Die Regisseurin lässt dabei in ihrem Roadmovie Laure Calamys Antoinette eine innere Wandlung durchmachen, indem diese begreift, dass sie nicht unbedingt einem verheirateten Mann, der möglicherweise noch mit anderen Frauen schläft, hinterherlaufen muss.
Caroline Vignal zeigt daneben aber auch die einzigartige Landschaft in den Cevennen, die wunderbar von Kameramann Simon Beaufils eingefangen wurde.
Natürlich gibt es in "Mein Liebhaber, der Esel & ich" einige Szenen, in denen sich Antoinette zum Affen macht, aber der Zuschauer merkt aber auch recht bald, dass die Begegnung mit der Natur auch zu einer Begegnung mit sich selbst führt. Der Esel Patrick ist dabei ein treuer Begleiter, der nicht nur wie ein Therapeut wirkt, dem sie all ihre Probleme, Gefühle und Gedanken anvertrauen kann, sondern er ist - wie sind schließlich in einer französischen Komödie - auch die Quelle für einige Missgeschicke und für verzweifelte Situationen.
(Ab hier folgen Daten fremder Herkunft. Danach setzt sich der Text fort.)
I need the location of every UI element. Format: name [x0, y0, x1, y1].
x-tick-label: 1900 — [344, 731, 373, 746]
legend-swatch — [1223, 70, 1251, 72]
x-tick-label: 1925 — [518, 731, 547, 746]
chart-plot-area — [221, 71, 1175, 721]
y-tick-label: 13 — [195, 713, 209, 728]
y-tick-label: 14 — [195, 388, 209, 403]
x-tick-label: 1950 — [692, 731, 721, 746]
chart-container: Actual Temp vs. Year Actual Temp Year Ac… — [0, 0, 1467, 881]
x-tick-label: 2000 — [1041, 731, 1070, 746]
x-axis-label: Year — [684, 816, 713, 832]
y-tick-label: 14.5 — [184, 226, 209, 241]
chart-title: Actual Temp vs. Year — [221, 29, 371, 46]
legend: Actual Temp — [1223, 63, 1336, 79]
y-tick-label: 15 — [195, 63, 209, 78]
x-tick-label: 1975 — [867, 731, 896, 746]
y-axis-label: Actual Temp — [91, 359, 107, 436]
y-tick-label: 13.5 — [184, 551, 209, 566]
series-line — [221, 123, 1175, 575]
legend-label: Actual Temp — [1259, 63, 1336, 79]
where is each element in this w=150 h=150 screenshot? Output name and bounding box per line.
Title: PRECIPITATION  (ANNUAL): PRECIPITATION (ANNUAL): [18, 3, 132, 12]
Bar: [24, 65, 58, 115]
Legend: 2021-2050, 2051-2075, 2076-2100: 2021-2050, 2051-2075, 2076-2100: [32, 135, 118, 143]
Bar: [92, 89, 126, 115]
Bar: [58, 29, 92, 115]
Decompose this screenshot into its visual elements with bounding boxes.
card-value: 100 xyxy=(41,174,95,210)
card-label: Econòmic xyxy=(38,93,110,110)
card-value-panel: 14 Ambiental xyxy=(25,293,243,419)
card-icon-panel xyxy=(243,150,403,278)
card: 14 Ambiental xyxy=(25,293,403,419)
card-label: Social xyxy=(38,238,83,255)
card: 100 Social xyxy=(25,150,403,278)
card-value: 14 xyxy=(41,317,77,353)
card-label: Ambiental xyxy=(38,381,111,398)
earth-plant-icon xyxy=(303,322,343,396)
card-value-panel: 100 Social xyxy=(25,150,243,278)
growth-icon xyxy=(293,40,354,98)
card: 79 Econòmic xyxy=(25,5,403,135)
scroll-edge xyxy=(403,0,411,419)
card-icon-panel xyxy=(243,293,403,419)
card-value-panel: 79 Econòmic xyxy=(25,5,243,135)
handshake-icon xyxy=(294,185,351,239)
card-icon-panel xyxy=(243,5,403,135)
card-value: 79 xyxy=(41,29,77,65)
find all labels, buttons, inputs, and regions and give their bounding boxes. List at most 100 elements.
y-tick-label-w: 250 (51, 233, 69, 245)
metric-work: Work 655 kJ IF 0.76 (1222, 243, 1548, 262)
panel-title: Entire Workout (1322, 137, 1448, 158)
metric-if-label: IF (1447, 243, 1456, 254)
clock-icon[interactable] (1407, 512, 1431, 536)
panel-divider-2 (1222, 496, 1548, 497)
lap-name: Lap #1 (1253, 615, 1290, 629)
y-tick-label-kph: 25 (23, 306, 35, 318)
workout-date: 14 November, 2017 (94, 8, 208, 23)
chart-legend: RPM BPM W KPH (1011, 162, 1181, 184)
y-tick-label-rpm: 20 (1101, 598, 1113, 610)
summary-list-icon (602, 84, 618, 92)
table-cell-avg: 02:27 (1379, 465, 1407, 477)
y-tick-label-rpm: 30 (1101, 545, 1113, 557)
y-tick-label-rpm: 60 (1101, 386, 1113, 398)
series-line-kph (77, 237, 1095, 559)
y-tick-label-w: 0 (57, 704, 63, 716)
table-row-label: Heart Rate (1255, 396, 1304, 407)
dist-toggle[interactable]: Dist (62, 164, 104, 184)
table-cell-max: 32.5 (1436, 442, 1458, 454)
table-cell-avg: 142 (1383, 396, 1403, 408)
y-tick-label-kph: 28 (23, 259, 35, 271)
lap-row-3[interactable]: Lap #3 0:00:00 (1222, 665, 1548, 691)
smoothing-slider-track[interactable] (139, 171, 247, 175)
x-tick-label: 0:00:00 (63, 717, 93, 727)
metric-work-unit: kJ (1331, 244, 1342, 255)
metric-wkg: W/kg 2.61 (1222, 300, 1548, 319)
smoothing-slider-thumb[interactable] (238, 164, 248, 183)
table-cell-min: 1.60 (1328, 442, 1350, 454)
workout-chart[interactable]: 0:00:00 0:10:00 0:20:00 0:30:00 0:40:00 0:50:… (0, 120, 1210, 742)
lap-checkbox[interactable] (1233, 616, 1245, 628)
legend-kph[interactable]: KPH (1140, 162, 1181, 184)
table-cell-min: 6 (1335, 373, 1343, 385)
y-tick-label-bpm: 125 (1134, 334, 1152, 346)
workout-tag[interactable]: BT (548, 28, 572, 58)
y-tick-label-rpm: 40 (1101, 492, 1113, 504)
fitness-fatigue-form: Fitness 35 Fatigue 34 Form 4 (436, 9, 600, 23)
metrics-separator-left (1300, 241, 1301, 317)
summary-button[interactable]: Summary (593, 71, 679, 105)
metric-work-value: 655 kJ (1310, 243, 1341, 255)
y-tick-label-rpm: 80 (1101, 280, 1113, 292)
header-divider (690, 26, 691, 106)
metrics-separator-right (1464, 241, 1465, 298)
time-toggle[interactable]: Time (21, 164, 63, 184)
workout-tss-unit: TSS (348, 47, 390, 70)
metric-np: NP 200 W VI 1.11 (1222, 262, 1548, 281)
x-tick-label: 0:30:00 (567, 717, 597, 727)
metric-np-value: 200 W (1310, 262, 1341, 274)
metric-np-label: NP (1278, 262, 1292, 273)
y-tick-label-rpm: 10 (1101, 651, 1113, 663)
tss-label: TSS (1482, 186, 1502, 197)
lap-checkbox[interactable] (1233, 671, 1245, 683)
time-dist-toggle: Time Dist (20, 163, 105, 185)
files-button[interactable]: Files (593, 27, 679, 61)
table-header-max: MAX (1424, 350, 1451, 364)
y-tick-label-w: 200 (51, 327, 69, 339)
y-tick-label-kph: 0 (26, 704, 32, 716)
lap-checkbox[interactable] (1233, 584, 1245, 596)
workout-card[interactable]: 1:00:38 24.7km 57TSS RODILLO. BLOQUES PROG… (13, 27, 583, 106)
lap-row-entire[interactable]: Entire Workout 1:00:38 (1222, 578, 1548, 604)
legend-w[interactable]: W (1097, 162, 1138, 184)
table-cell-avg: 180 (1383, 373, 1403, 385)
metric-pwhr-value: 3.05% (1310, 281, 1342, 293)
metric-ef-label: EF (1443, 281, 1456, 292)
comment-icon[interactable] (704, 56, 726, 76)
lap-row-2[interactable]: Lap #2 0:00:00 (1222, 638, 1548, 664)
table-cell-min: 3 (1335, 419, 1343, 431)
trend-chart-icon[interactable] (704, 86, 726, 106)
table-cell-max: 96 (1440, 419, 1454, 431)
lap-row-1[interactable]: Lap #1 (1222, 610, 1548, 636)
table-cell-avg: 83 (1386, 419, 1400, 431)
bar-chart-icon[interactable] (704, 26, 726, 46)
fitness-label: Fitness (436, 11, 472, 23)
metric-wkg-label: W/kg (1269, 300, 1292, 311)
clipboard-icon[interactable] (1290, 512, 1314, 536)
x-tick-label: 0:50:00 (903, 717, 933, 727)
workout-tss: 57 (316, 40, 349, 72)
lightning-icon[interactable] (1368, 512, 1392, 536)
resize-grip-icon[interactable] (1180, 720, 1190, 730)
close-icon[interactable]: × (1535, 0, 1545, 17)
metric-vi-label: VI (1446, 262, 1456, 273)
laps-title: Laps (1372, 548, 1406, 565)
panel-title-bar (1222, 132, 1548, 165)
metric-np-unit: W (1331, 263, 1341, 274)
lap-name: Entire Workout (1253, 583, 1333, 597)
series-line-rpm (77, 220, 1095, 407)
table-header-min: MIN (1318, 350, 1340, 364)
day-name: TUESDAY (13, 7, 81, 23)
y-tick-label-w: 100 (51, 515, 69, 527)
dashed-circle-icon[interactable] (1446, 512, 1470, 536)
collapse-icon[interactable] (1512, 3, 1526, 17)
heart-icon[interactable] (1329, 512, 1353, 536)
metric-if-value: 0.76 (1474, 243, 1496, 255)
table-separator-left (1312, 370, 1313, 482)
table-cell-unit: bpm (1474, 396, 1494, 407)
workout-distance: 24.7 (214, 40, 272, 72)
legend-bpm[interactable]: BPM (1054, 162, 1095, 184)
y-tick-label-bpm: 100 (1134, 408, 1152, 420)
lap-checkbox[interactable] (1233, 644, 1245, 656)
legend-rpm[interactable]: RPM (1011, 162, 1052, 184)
Benjamin Lavernhe, der in Deutschland vor allem als Autist in "Birnenkuchen mit Lavendel" (2015) bekannt geworden ist, hat in dem Film nur eine kleinere Rolle. Er spielt trocken aber doch augenzwinkernd den untreuen Ehemann als selbstverliebten Mistkerl, dem die ganze Geschichte dann doch etwas über den Kopf wächst. Vladimir betrügt ohne Skrupel seine Frau und spielt auch mit den Gefühlen seiner Geliebten, doch das wichtige der Story ist, dass Antoinette ihn letztendlich durchschaut.
Da Robert Louis Stevensons Reiseerinnerungen als Grundlage der Geschichte dienen, hat der eine oder andere Zuschauer sicher Lust, sich das Buch zu besorgen, denn es ist in Deutschland im Buchhandel erhältlich.
Insgesamt ist "Mein Liebhaber, der Esel & ich" eine charmante, unangestrengte aber nicht allzu tiefgründige Liebeskomödie, die besonders von der traumhaften Gegend, in der der Film spielt, profitiert. Natürlich funktioniert auch in diesem Film die altbekannte und bewährte Botschaft, dass der Weg das Ziel ist. Das alles macht den Film unbedingt sehenswert.
Foto: Antoinette (Laure Calamy) mit Esel Patrick © CHAPKA FILMS - LA FILMERIE - FRANCE 3 CINEMA / Wild Bunch Germany
Info:
Mein Liebhaber, der Esel & ich (Frankreich 2020)
Originaltitel: Antoinette dans les Cévennes
Genre: Komödie
Filmlänge: 95 Min.
Regie: Caroline Vignal
Drehbuch: Caroline Vignal
Darsteller: Laure Calamy, Benjamin Lavernhe, Olivia Cote, Marc Fraize, Louise Vidal u.a.